I participate in our online discussion group for the iEARN cadre and in the iEARN teacher forum. I have published articles in the e-zine for RESPECT International (www.respectrefugees.org), as mentioned earlier, and for the Kids Can Make a Difference Newsletter (www.kidscanmakeadifference.org). I have made presentations in numerous local, regional, state and national workshops, and one international workshop, as listed in 4 A, where I have impacted many other teachers. One teacher who was at my presentation at a LATTICE meeting became so interested that she signed up for an iEARN online class, became involved in iEARN projects, went to NYC to a Master Teacher Seminar the next year after I did, and now is facilitating an online class for iEARN.

I traveled to Vietnam on a Fulbright–Hays trip in the summer of 2004. There were 16 teachers in the group and we were together for five weeks, so I had lots of chances to share about my projects. In fact, while I was in Vietnam, I got in touch with the iEARN director there. We met two times to talk about iEARN projects, and she was able to meet all the teachers in the Fulbright group in Saigon. (I have lesson plans on the MSU website – www.isp.msu.edu/asianstudies/) In the summer of 2005, I went to Honduras for 10 days on a trip for teachers for Heifer International, a non-profit organization that works to end hunger and poverty in the world. There were 24 teachers in our group, and again I shared with them about my project. 

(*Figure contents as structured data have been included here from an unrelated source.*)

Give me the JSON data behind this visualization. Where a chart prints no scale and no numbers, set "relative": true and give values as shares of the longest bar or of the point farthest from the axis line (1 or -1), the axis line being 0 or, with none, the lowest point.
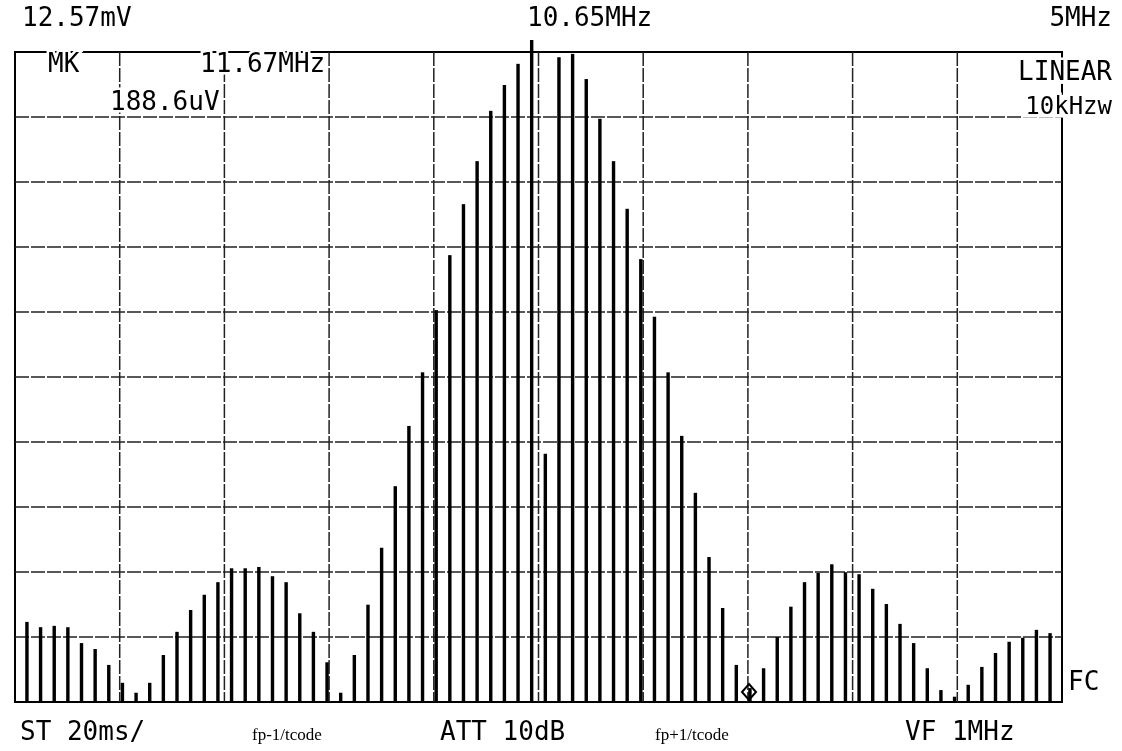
{
  "chart_data": {
    "type": "bar",
    "relative": true,
    "grid": true,
    "color": "#000000",
    "categories": [
      null,
      null,
      null,
      null,
      null,
      null,
      null,
      null,
      null,
      null,
      null,
      null,
      null,
      null,
      null,
      null,
      null,
      null,
      null,
      null,
      null,
      null,
      null,
      null,
      null,
      null,
      null,
      null,
      null,
      null,
      null,
      null,
      null,
      null,
      null,
      null,
      null,
      null,
      null,
      null,
      null,
      null,
      null,
      null,
      null,
      null,
      null,
      null,
      null,
      null,
      null,
      null,
      null,
      null,
      null,
      null,
      null,
      null,
      null,
      null,
      null,
      null,
      null,
      null,
      null,
      null,
      null,
      null,
      null,
      null,
      null,
      null,
      null,
      null,
      null,
      null
    ],
    "values": [
      0.121,
      0.113,
      0.115,
      0.113,
      0.089,
      0.08,
      0.056,
      0.029,
      0.014,
      0.029,
      0.071,
      0.106,
      0.139,
      0.162,
      0.181,
      0.202,
      0.202,
      0.204,
      0.19,
      0.181,
      0.134,
      0.106,
      0.06,
      0.014,
      0.071,
      0.147,
      0.233,
      0.326,
      0.417,
      0.498,
      0.592,
      0.675,
      0.752,
      0.817,
      0.893,
      0.932,
      0.964,
      1,
      0.375,
      0.974,
      0.979,
      0.941,
      0.881,
      0.817,
      0.745,
      0.669,
      0.582,
      0.498,
      0.402,
      0.316,
      0.219,
      0.142,
      0.056,
      0.021,
      0.051,
      0.098,
      0.144,
      0.181,
      0.195,
      0.208,
      0.196,
      0.193,
      0.171,
      0.148,
      0.118,
      0.089,
      0.051,
      0.018,
      0.008,
      0.026,
      0.053,
      0.074,
      0.091,
      0.097,
      0.109,
      0.104
    ],
    "annotations": [
      "12.57mV",
      "10.65MHz",
      "5MHz",
      "MK",
      "11.67MHz",
      "188.6uV",
      "LINEAR",
      "10kHzw",
      "FC",
      "ST 20ms/",
      "fp-1/tcode",
      "ATT 10dB",
      "fp+1/tcode",
      "VF 1MHz"
    ]
  }
}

On the Learning to Give website (www.learningtogive.org) I have a lesson plan about my refugee project and how to get involved. On the RESPECT website (www.respectrefugees.org) you can read articles in the e-zines that are archived there, many of which contain articles about my project. On the Kids Can Make a Difference website (www.kidscanmakeadifference.org), there is an article I wrote for the newsletter; the newsletters are archived there. I have written lesson plans for an Asian studies class I took last spring, which will soon be up on the web at www.indiana.edu/~easc.

 

GSN's ROLE (10 points):    TOP

   a.      My biggest challenges in conducting OCL projects is finding time to spend on the web to collaborate with other teachers to come up with ideas for new projects and the limited access I have to the use of computers for my students in my classroom. There is also some pressure to use more class time to prepare students for our state standardized tests. I believe I can prepare them for the test and also be involved in online projects. In fact, I think my students’ involvement in the projects motivates them to take charge of their own learning and to learn more than they would in a regular classroom situation, doing preparation for the test. However, not all administrators agree.

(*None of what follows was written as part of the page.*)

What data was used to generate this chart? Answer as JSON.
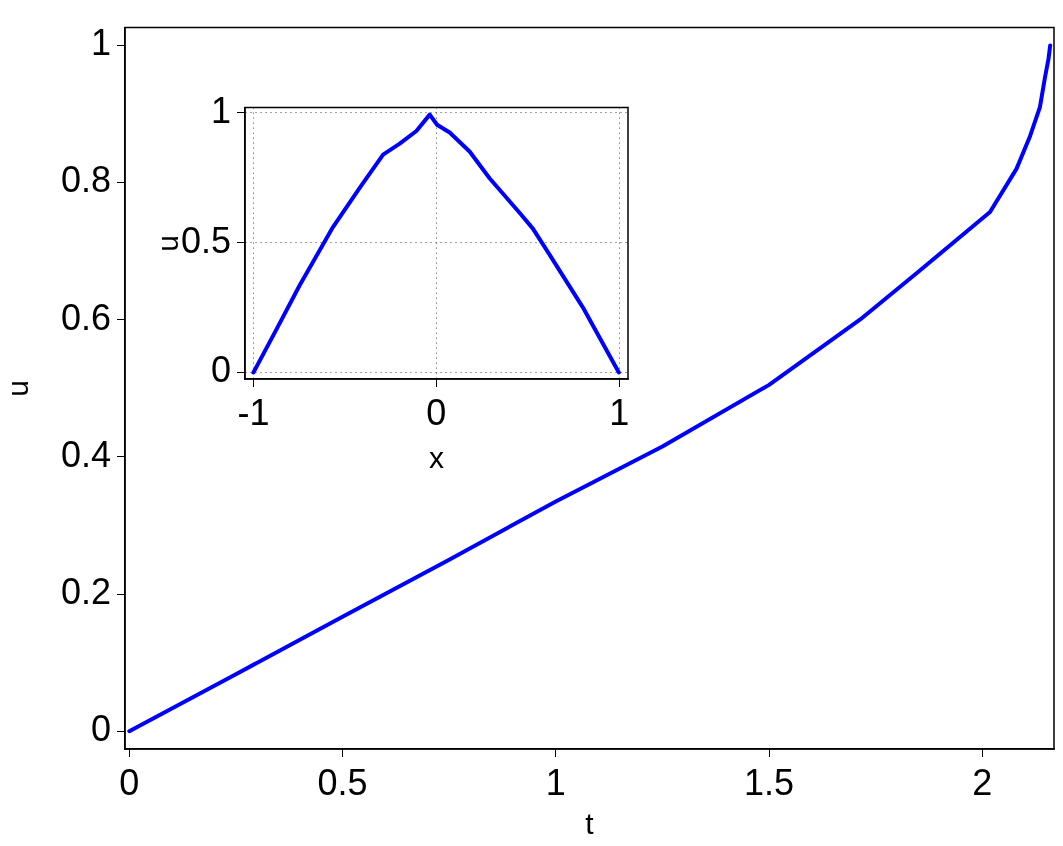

b.         I believe the template that is used for iEARN projects makes it easy to develop projects to share. I have been on the GSN website and looked at their projects, but because I am a member of iEARN already, I have not become involved with any GSN projects. However, I think that if you can link your projects to academic service learning, it would attract more teachers. Service learning has been shown to increase academic learning and improve civic engagement of students. I use service learning in my classroom and am convinced of its power to engage students in learning. Service learning has students involved in service projects in their communities, but I stretch our community to include the world community when we do service projects. Our partnership with Mohomou Refugee School and sending them soccer balls, school supplies, a video camera. books, and setting up a computer lab are all examples of service learning projects.

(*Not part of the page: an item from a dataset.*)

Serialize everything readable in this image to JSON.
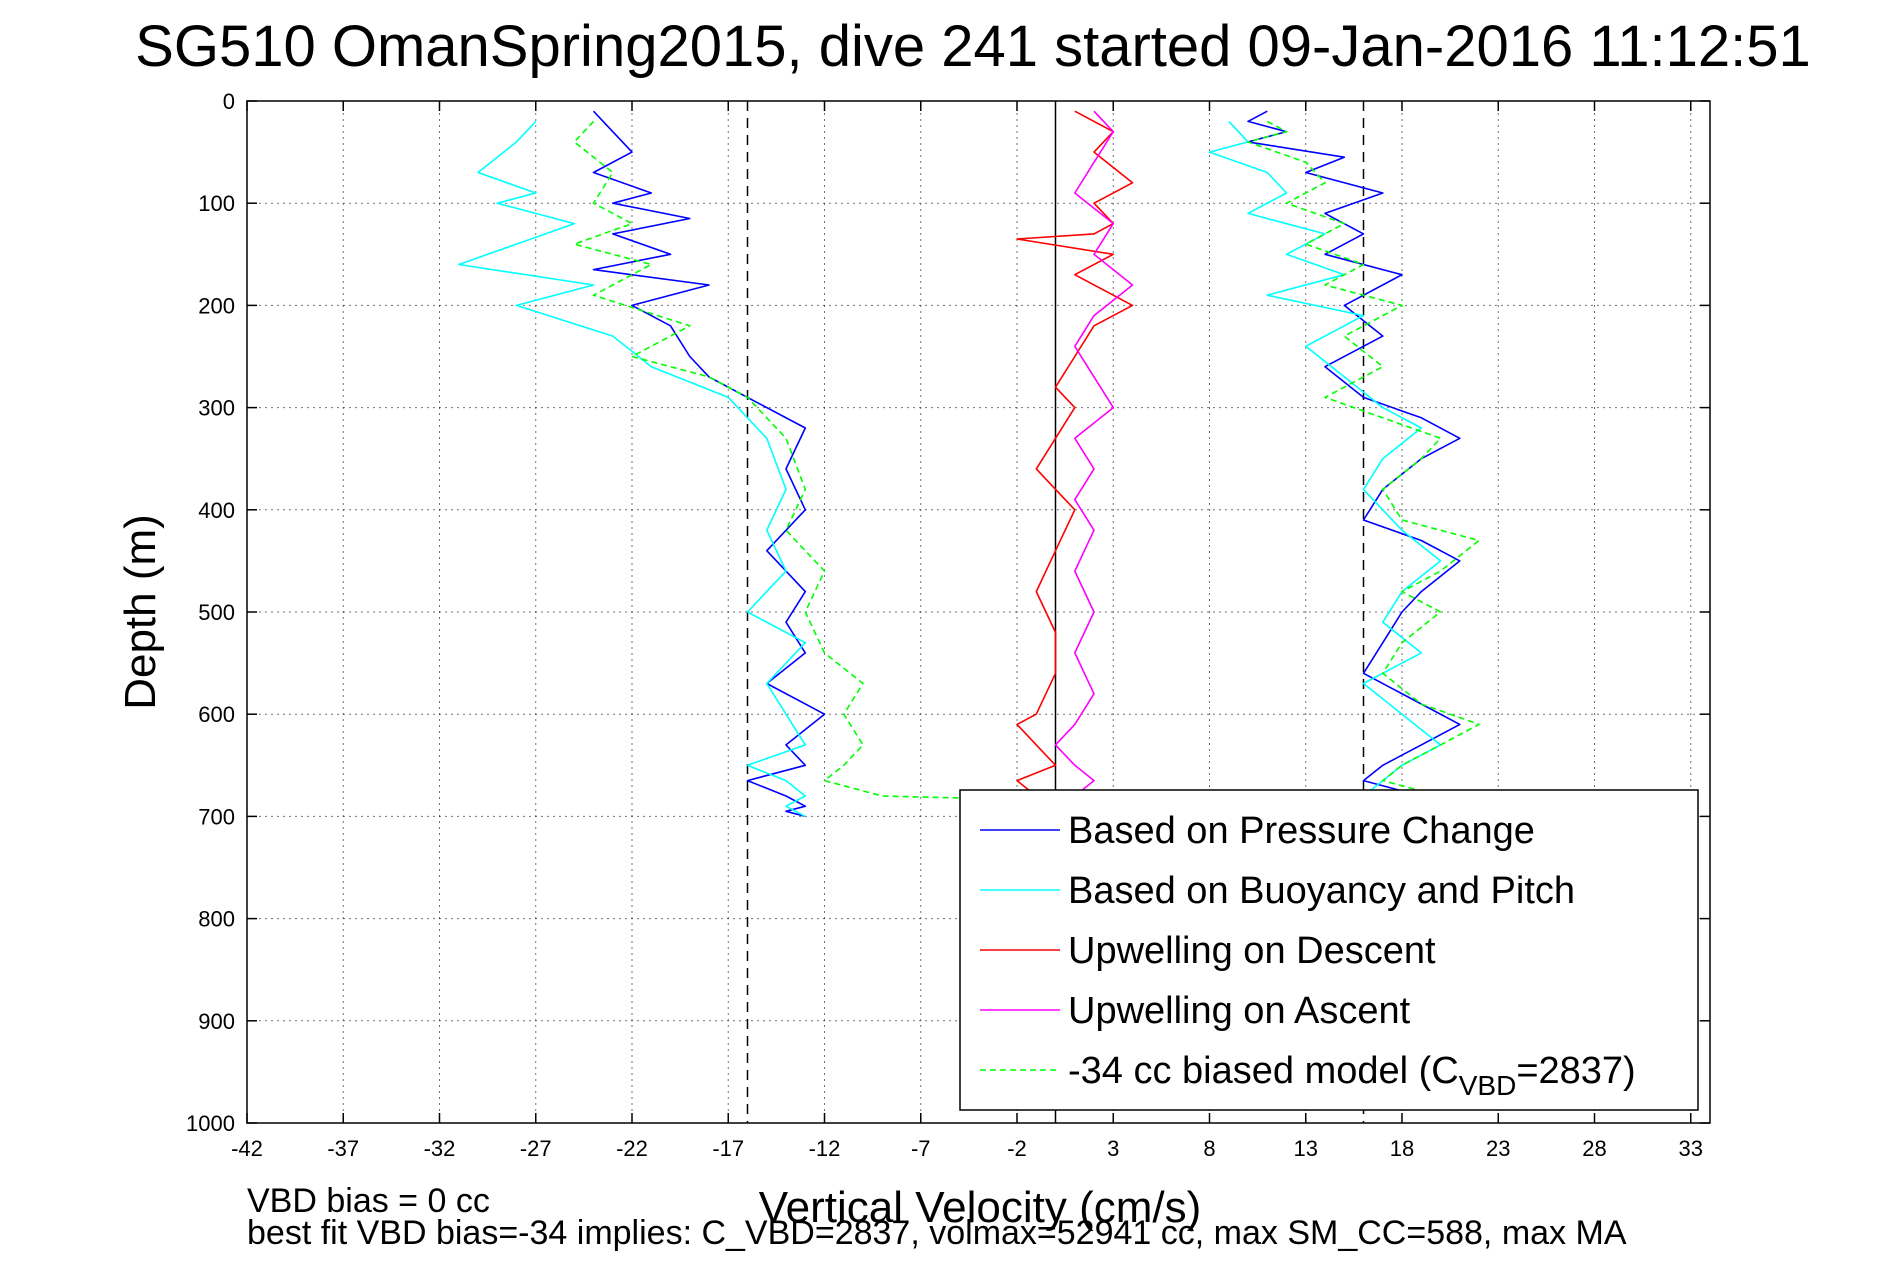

c.         I would be happy to test new resources, tools, or programs for GSN. I am always looking for new resources to use in my classroom and would love to test any that GSN develops that are appropriate to my classroom. At the present time I pilot lesson plans for the Learning to Give organization and give feedback to them. I am very interested in any programs that get my students involved in global collaboration.